Matthew Macfadyen dans le rôle de Charles Guiteau dans Mort par la foudre.

Ce qui fait résonner l’actualité, c’est l’humour sournois et les représentations pointues. En seulement quatre épisodes, comme si Netflix avait peur que le public s’éloigne, écrase le portrait du grand homme de l’histoire avec une représentation terriblement douteuse de l’homme de l’histoire. Garfield, un héros de la guerre civile, est un membre du Congrès à la retraite qui se rend à la convention républicaine pour nommer un collègue et prononce un discours si émouvant qu’il devient le candidat du parti à la présidentielle. Guiteau est un criminel, un laquais lécheur et un éternel incompétent.

Le casting est un baiser du chef, avec le créateur Mike Makowsky () et le réalisateur Matt Ross () s’appuyant directement sur le rôle précédent de Macfadyen en tant qu’attaquant Tom Wambsgans. Lorsque Guiteau tente de se faire plaisir auprès du riche mari de sa sœur, son onctuosité est comiquement grinçante. Shannon, en revanche, est auguste et dévouée, mais l’acteur, si souvent un méchant mémorable, porte un poids horrifié. Son Garfield est hanté par la possibilité de gaspiller son opportunité inattendue d’exercer efficacement le pouvoir.

Michael Shannon dans le rôle de James Garfield, Nick Offerman dans le rôle de Chester A. Arthur, Bradley Whitford dans le rôle de James Blaine dans Death by Lightning.

Michael Shannon dans le rôle de James Garfield, Nick Offerman dans le rôle de Chester A. Arthur, Bradley Whitford dans le rôle de James Blaine dans Death by Lightning.

Le ton oscille entre déclarations publiques ornées et conversations contemporaines en privé. De nombreux acteurs de qualité, dont Bradley Whitford, Nick Offerman et Shea Whigham, surmontent les grandes barbes avec des commentaires concis, tandis que Betty Gilpin bénéficie d’une véritable influence dans le rôle de Lucretia, l’épouse franche de Garfield.

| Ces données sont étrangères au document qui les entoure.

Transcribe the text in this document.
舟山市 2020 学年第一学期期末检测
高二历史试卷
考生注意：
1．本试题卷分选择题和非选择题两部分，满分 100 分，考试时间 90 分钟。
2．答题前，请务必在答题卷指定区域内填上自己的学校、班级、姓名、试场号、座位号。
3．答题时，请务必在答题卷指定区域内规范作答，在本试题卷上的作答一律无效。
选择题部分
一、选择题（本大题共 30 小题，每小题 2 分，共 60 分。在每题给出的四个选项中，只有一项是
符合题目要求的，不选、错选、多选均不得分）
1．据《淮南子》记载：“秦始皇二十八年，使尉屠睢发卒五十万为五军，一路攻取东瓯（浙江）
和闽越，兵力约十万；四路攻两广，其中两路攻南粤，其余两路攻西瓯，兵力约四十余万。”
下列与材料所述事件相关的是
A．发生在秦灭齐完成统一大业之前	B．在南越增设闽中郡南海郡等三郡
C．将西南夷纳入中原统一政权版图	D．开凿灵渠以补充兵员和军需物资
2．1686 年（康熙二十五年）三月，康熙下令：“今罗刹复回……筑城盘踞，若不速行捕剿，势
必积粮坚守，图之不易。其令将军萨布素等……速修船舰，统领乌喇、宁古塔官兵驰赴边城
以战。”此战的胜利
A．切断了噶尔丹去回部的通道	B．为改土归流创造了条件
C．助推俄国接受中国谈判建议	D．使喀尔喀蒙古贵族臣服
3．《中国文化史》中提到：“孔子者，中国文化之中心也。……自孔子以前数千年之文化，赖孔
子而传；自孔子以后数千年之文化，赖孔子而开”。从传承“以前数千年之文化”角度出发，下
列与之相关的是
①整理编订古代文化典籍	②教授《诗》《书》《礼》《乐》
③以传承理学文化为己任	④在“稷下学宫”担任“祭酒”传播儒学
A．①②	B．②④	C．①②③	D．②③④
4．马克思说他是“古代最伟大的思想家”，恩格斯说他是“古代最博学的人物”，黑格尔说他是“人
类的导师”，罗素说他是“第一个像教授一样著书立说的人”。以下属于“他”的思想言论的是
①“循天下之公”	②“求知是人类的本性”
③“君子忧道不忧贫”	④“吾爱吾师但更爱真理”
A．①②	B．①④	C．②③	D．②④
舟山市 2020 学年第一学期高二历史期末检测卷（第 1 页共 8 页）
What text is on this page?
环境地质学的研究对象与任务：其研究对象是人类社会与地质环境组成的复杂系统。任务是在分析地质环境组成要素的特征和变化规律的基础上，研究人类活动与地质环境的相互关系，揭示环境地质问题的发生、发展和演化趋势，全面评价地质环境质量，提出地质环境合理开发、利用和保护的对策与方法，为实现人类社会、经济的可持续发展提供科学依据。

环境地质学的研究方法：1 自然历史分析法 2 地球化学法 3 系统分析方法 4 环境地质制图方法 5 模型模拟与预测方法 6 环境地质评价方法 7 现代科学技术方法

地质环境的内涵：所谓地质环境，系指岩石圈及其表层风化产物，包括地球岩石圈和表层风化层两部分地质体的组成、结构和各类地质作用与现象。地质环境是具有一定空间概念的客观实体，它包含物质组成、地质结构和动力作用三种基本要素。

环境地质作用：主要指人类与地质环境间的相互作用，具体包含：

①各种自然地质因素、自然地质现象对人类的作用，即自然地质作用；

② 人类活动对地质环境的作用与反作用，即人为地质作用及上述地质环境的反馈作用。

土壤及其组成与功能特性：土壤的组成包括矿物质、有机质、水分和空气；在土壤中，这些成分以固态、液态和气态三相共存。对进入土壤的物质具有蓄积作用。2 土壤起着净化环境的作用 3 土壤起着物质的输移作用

Il y a juste assez de détails spécifiques à une époque dans la narration, adaptés du livre de Candice Millard de 2011, pour ancrer les grandes lignes de l’intrigue. La couverture électorale de CNN n’a rien à voir avec la livraison haletante de télégrammes, tandis que les plaisanteries sur la tirage au sort des postes ministériels au profit du 1 pour cent sont également utiles.

Que Guiteau, de plus en plus délirant, s’inspire des débuts difficiles et de la nomination surprise de Garfield, pour ensuite se sentir lésé lorsque son enthousiasme n’est pas récompensé par un poste gouvernemental, est une corrélation révélatrice du 21e siècle.